Computer-based simulation models are convenient and generally-accepted planning and design tools for water resources systems. Engineers and scientists applying these tools are frequently faced with complex optimization problems that often consist of conflicting objectives. As computational power becomes increasingly cheap, we see the application of models to a growing range of (complex) problems. At the same time, numerous problem-independent single and multi-objective optimization algorithms have been published over the last few years. However, just as a single model cannot fit all applications in the water and wastewater sector, there is no single optimization method that is suitable for all problems water professionals are confronted with. Coming from this finding, our aim was the development of a generic framework that facilitates a problem driven selection of appropriate models and optimization algorithms for the simulation based optimization of water resources systems.
To achieve this goal and to guarantee a maximum flexibility in the selection of used simulators and applied optimization algorithms, our framework is divided into three independent parts. The selector part (the optimization algorithms), the variator part (the problem specific parts – mainly interfaces to simulators) and the monitor and control part including a graphical user interface (GUI). The entire framework is realized as a Microsoft .NET Framework application.

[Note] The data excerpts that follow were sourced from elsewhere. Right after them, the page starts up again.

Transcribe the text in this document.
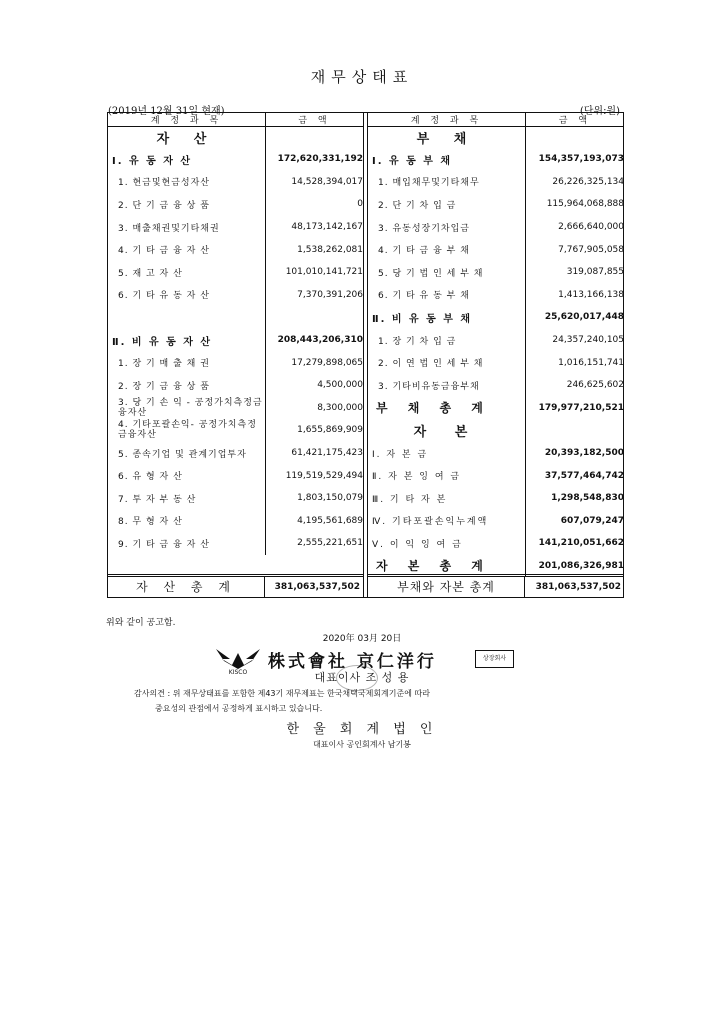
재무상태표
(2019년 12월 31일 현재)	(단위:원)
계 정 과 목	금 액
자 산	
Ⅰ. 유 동 자 산	172,620,331,192
1. 현금및현금성자산	14,528,394,017
2. 단 기 금 융 상 품	0
3. 매출채권및기타채권	48,173,142,167
4. 기 타 금 융 자 산	1,538,262,081
5. 재 고 자 산	101,010,141,721
6. 기 타 유 동 자 산	7,370,391,206

Ⅱ. 비 유 동 자 산	208,443,206,310
1. 장 기 매 출 채 권	17,279,898,065
2. 장 기 금 융 상 품	4,500,000
3. 당 기 손 익 - 공정가치측정금융자산	8,300,000
4. 기타포괄손익- 공정가치측정금융자산	1,655,869,909
5. 종속기업 및 관계기업투자	61,421,175,423
6. 유 형 자 산	119,519,529,494
7. 투 자 부 동 산	1,803,150,079
8. 무 형 자 산	4,195,561,689
9. 기 타 금 융 자 산	2,555,221,651
자 산 총 계	381,063,537,502
계 정 과 목	금 액
부 채	
Ⅰ. 유 동 부 채	154,357,193,073
1. 매입채무및기타채무	26,226,325,134
2. 단 기 차 입 금	115,964,068,888
3. 유동성장기차입금	2,666,640,000
4. 기 타 금 융 부 채	7,767,905,058
5. 당 기 법 인 세 부 채	319,087,855
6. 기 타 유 동 부 채	1,413,166,138
Ⅱ. 비 유 동 부 채	25,620,017,448
1. 장 기 차 입 금	24,357,240,105
2. 이 연 법 인 세 부 채	1,016,151,741
3. 기타비유동금융부채	246,625,602
부 채 총 계	179,977,210,521
자 본	
Ⅰ. 자 본 금	20,393,182,500
Ⅱ. 자 본 잉 여 금	37,577,464,742
Ⅲ. 기 타 자 본	1,298,548,830
Ⅳ. 기타포괄손익누계액	607,079,247
Ⅴ. 이 익 잉 여 금	141,210,051,662
자 본 총 계	201,086,326,981
부채와 자본 총계	381,063,537,502
위와 같이 공고함.
2020年 03月 20日
KISCO
株式會社 京仁洋行	상장회사
대표이사 조 성 용
감사의견 : 위 재무상태표를 포함한 제43기 재무제표는 한국채택국제회계기준에 따라
중요성의 관점에서 공정하게 표시하고 있습니다.
한 울 회 계 법 인
대표이사 공인회계사 남기봉
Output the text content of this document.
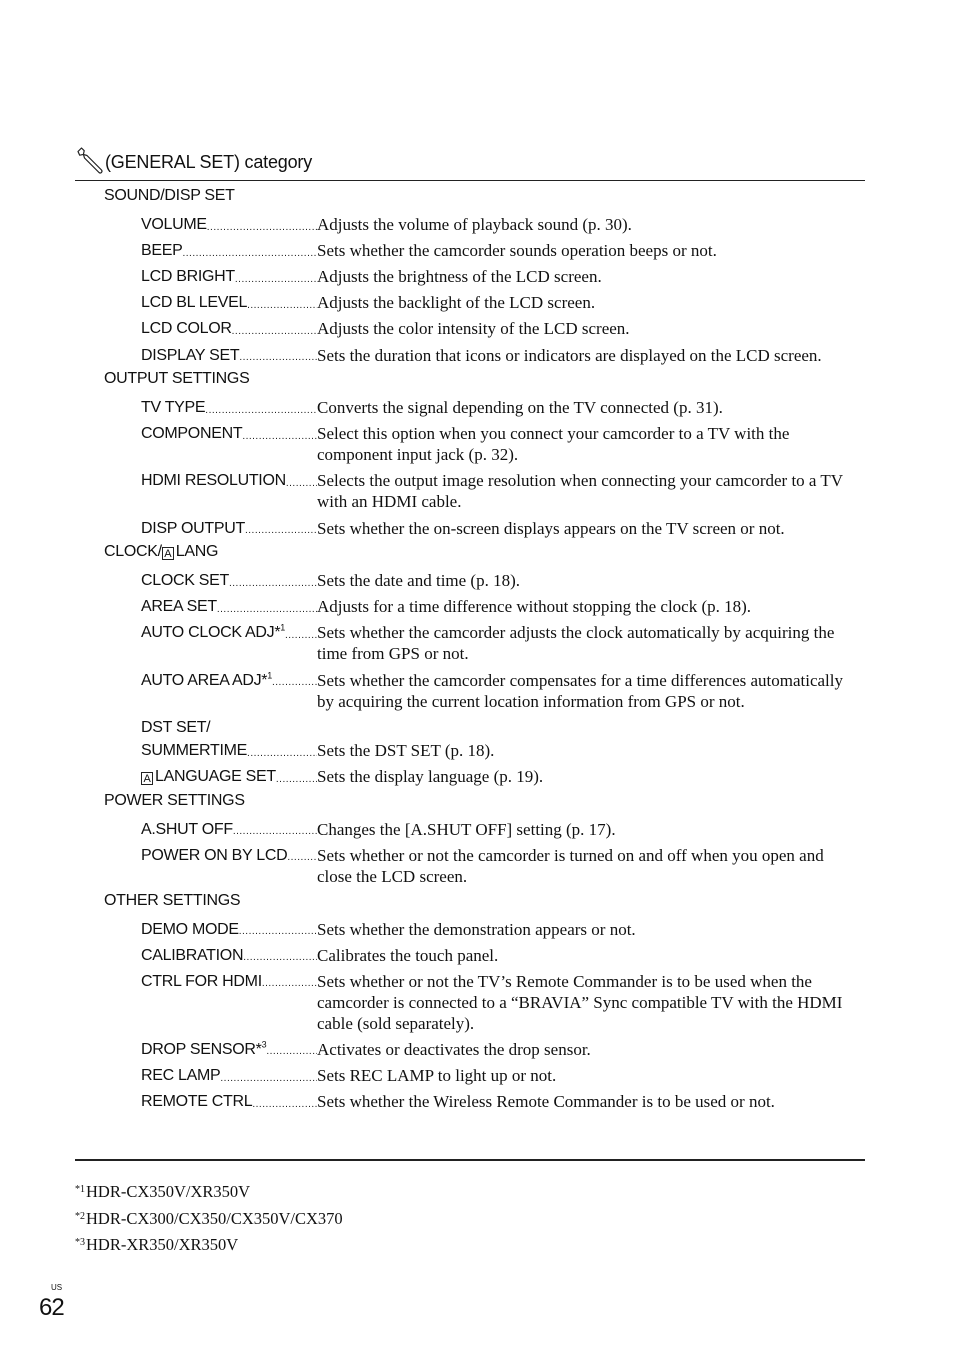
(GENERAL SET) category
SOUND/DISP SET
VOLUME .....	Adjusts the volume of playback sound (p. 30).
BEEP .....	Sets whether the camcorder sounds operation beeps or not.
LCD BRIGHT .....	Adjusts the brightness of the LCD screen.
LCD BL LEVEL .....	Adjusts the backlight of the LCD screen.
LCD COLOR .....	Adjusts the color intensity of the LCD screen.
DISPLAY SET .....	Sets the duration that icons or indicators are displayed on the LCD screen.
OUTPUT SETTINGS
TV TYPE .....	Converts the signal depending on the TV connected (p. 31).
COMPONENT .....	Select this option when you connect your camcorder to a TV with the component input jack (p. 32).
HDMI RESOLUTION ..... Selects the output image resolution when connecting your camcorder to a TV with an HDMI cable.
DISP OUTPUT .....	Sets whether the on-screen displays appears on the TV screen or not.
CLOCK/ A LANG
CLOCK SET .....	Sets the date and time (p. 18).
AREA SET .....	Adjusts for a time difference without stopping the clock (p. 18).
AUTO CLOCK ADJ*$^1$ ..... Sets whether the camcorder adjusts the clock automatically by acquiring the time from GPS or not.
AUTO AREA ADJ*$^1$ .....	Sets whether the camcorder compensates for a time differences automatically by acquiring the current location information from GPS or not.
DST SET/
SUMMERTIME .....	Sets the DST SET (p. 18).
A LANGUAGE SET ..... Sets the display language (p. 19).
POWER SETTINGS
A.SHUT OFF .....	Changes the [A.SHUT OFF] setting (p. 17).
POWER ON BY LCD ..... Sets whether or not the camcorder is turned on and off when you open and close the LCD screen.
OTHER SETTINGS
DEMO MODE .....	Sets whether the demonstration appears or not.
CALIBRATION .....	Calibrates the touch panel.
CTRL FOR HDMI .....	Sets whether or not the TV’s Remote Commander is to be used when the camcorder is connected to a “BRAVIA” Sync compatible TV with the HDMI cable (sold separately).
DROP SENSOR*$^3$ .....	Activates or deactivates the drop sensor.
REC LAMP .....	Sets REC LAMP to light up or not.
REMOTE CTRL .....	Sets whether the Wireless Remote Commander is to be used or not.
$^{*1}$HDR-CX350V/XR350V
$^{*2}$HDR-CX300/CX350/CX350V/CX370
$^{*3}$HDR-XR350/XR350V
US
62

The selector part is divided into two modules providing different methodologies to implement optimization algorithms. On the one hand, a couple of single and multi-objective optimization algorithms are implemented directly into our framework, representing a sample of local and global methods. Each algorithm is coded within its own class library, which is linked via the strategy pattern with the monitor and control part on demand. This allows for an easy implementation of new algorithms or update of existing ones. On the other hand, we have decided to support the PISA standard. PISA is a platform and programming language independent interface for search algorithms that gives our framework access to numerous state-of-the-art search algorithms.
BlueM.Opt includes a flexible interface class for simulation engines, which allows for easy and straight forward integration of simulators into the developed framework. For the integration of a simulator compiled as Dynamic Link Library (DLL) a specific subclass (Wrapper), which inherits most of its attributes and behaviors from the provided parent class, has to be added. This wrapper allows also the linkage of non .NET coded simulators (e.g. FORTRAN). For the integration of a simulator that is compiled as an executable image (EXE), the framework supplies a method that only requires the definition of the path and command line arguments of the used simulator.

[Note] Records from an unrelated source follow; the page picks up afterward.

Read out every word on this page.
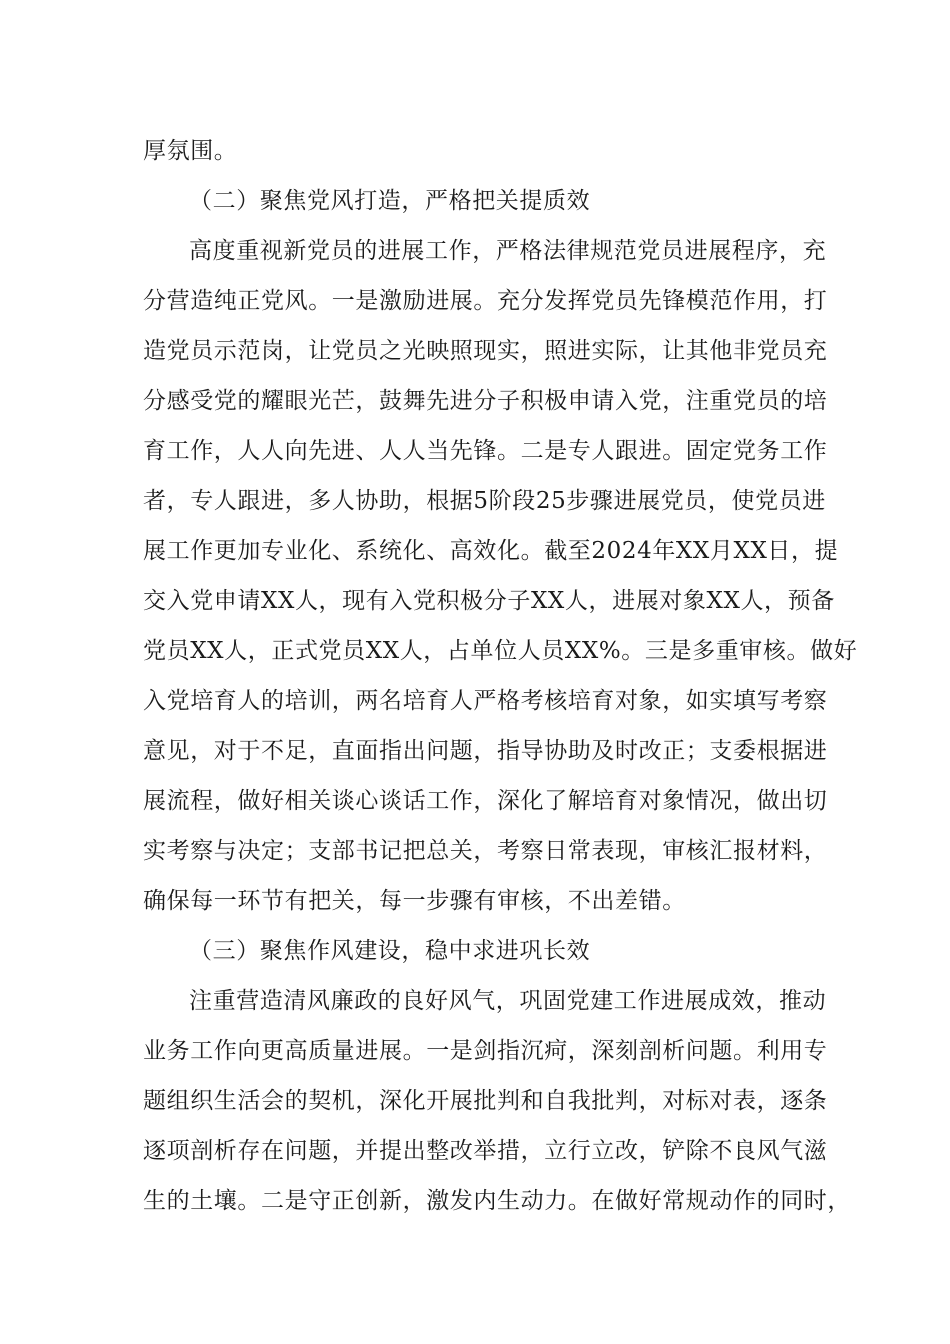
厚氛围。
（二）聚焦党风打造，严格把关提质效
高度重视新党员的进展工作，严格法律规范党员进展程序，充
分营造纯正党风。一是激励进展。充分发挥党员先锋模范作用，打
造党员示范岗，让党员之光映照现实，照进实际，让其他非党员充
分感受党的耀眼光芒，鼓舞先进分子积极申请入党，注重党员的培
育工作，人人向先进、人人当先锋。二是专人跟进。固定党务工作
者，专人跟进，多人协助，根据5阶段25步骤进展党员，使党员进
展工作更加专业化、系统化、高效化。截至2024年XX月XX日，提
交入党申请XX人，现有入党积极分子XX人，进展对象XX人，预备
党员XX人，正式党员XX人，占单位人员XX%。三是多重审核。做好
入党培育人的培训，两名培育人严格考核培育对象，如实填写考察
意见，对于不足，直面指出问题，指导协助及时改正；支委根据进
展流程，做好相关谈心谈话工作，深化了解培育对象情况，做出切
实考察与决定；支部书记把总关，考察日常表现，审核汇报材料，
确保每一环节有把关，每一步骤有审核，不出差错。
（三）聚焦作风建设，稳中求进巩长效
注重营造清风廉政的良好风气，巩固党建工作进展成效，推动
业务工作向更高质量进展。一是剑指沉疴，深刻剖析问题。利用专
题组织生活会的契机，深化开展批判和自我批判，对标对表，逐条
逐项剖析存在问题，并提出整改举措，立行立改，铲除不良风气滋
生的土壤。二是守正创新，激发内生动力。在做好常规动作的同时，
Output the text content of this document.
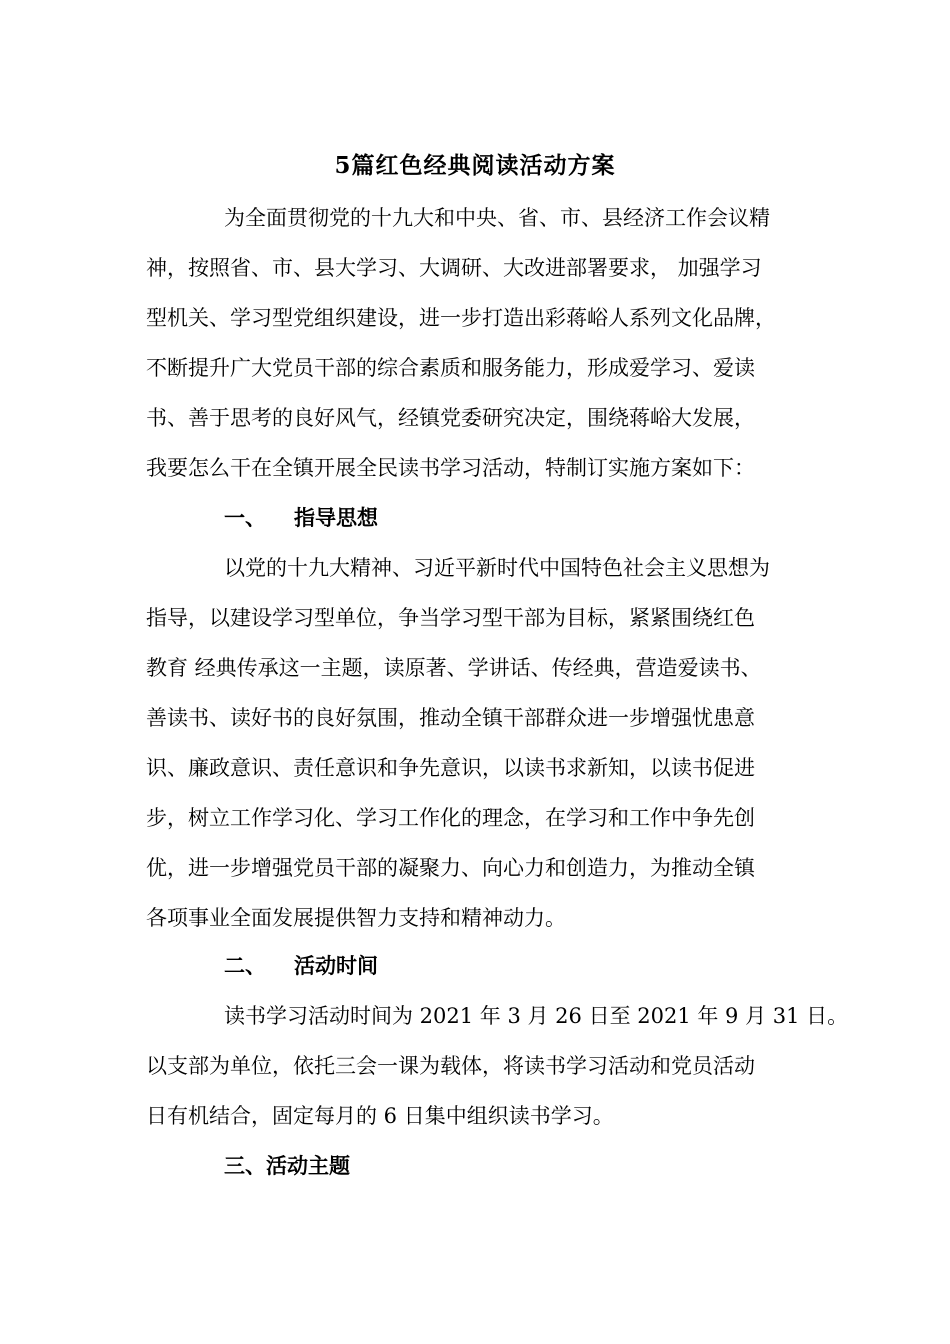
5篇红色经典阅读活动方案
为全面贯彻党的十九大和中央、省、市、县经济工作会议精
神，按照省、市、县大学习、大调研、大改进部署要求， 加强学习
型机关、学习型党组织建设，进一步打造出彩蒋峪人系列文化品牌，
不断提升广大党员干部的综合素质和服务能力，形成爱学习、爱读
书、善于思考的良好风气，经镇党委研究决定，围绕蒋峪大发展，
我要怎么干在全镇开展全民读书学习活动，特制订实施方案如下：
一、 指导思想
以党的十九大精神、习近平新时代中国特色社会主义思想为
指导，以建设学习型单位，争当学习型干部为目标，紧紧围绕红色
教育 经典传承这一主题，读原著、学讲话、传经典，营造爱读书、
善读书、读好书的良好氛围，推动全镇干部群众进一步增强忧患意
识、廉政意识、责任意识和争先意识，以读书求新知，以读书促进
步，树立工作学习化、学习工作化的理念，在学习和工作中争先创
优，进一步增强党员干部的凝聚力、向心力和创造力，为推动全镇
各项事业全面发展提供智力支持和精神动力。
二、 活动时间
读书学习活动时间为 2021 年 3 月 26 日至 2021 年 9 月 31 日。
以支部为单位，依托三会一课为载体，将读书学习活动和党员活动
日有机结合，固定每月的 6 日集中组织读书学习。
三、活动主题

The connection between the simulator and its problem specific dataset and the optimization algorithms, namely the definition of the input variables to be variated, the objective functions to be calculated, and the constrains to be considered, is realized with a set of universal text-based definition files. The only requirement for this approach is that the simulators’ input files are also based on a text file format.
We also have developed a parallel computing approach for population based optimization algorithms that efficiently parallelize the objective function evaluation task and minimize the required time for optimization considerably. In the simulation based optimization of water resources systems the simulation is the most time consuming process in the optimization loop. Consequentially, simulations should be performed in parallel if possible. Depending on the available hardware we provide two approaches. For using a single multi core machine, we have developed a multithreading approach based on the Microsoft .NET Framework thread pool. If a heterogeneous PC cluster is available, we provide a scheduling tool for distributed computing based on a master-slave approach.
We developed an advanced GUI to control the optimization, monitor its progress and to analyse, manage and present the optimization results. Furthermore, tools for multidimensional sensitivity analysis and a sophisticated diagram tool for post processing of optimization results are included. Moreover, we implemented numerous methods that provide access to a multitude of ASCII and binary based time series and simulation result formats, thus making these formats accessible for objective function calculation.
BlueM.Opt has successfully been applied to several case studies in different sectors of water resources management, e.g. for water quality oriented optimization of urban drainage systems, optimization of rule-based control of urban drainage systems, auto calibration of sewer (quantity and quality) and rainfall runoff models, optimization of flood control strategies regarding location, type and retention capacity of measures, peak discharge and cost minimization, and optimization of reservoir operating rules regarding ecological performance (minimization of hydrologic alteration), water supply capacity and flood retention capacity.
BlueM.Opt is freeware and partly open source on demand for research proposes only.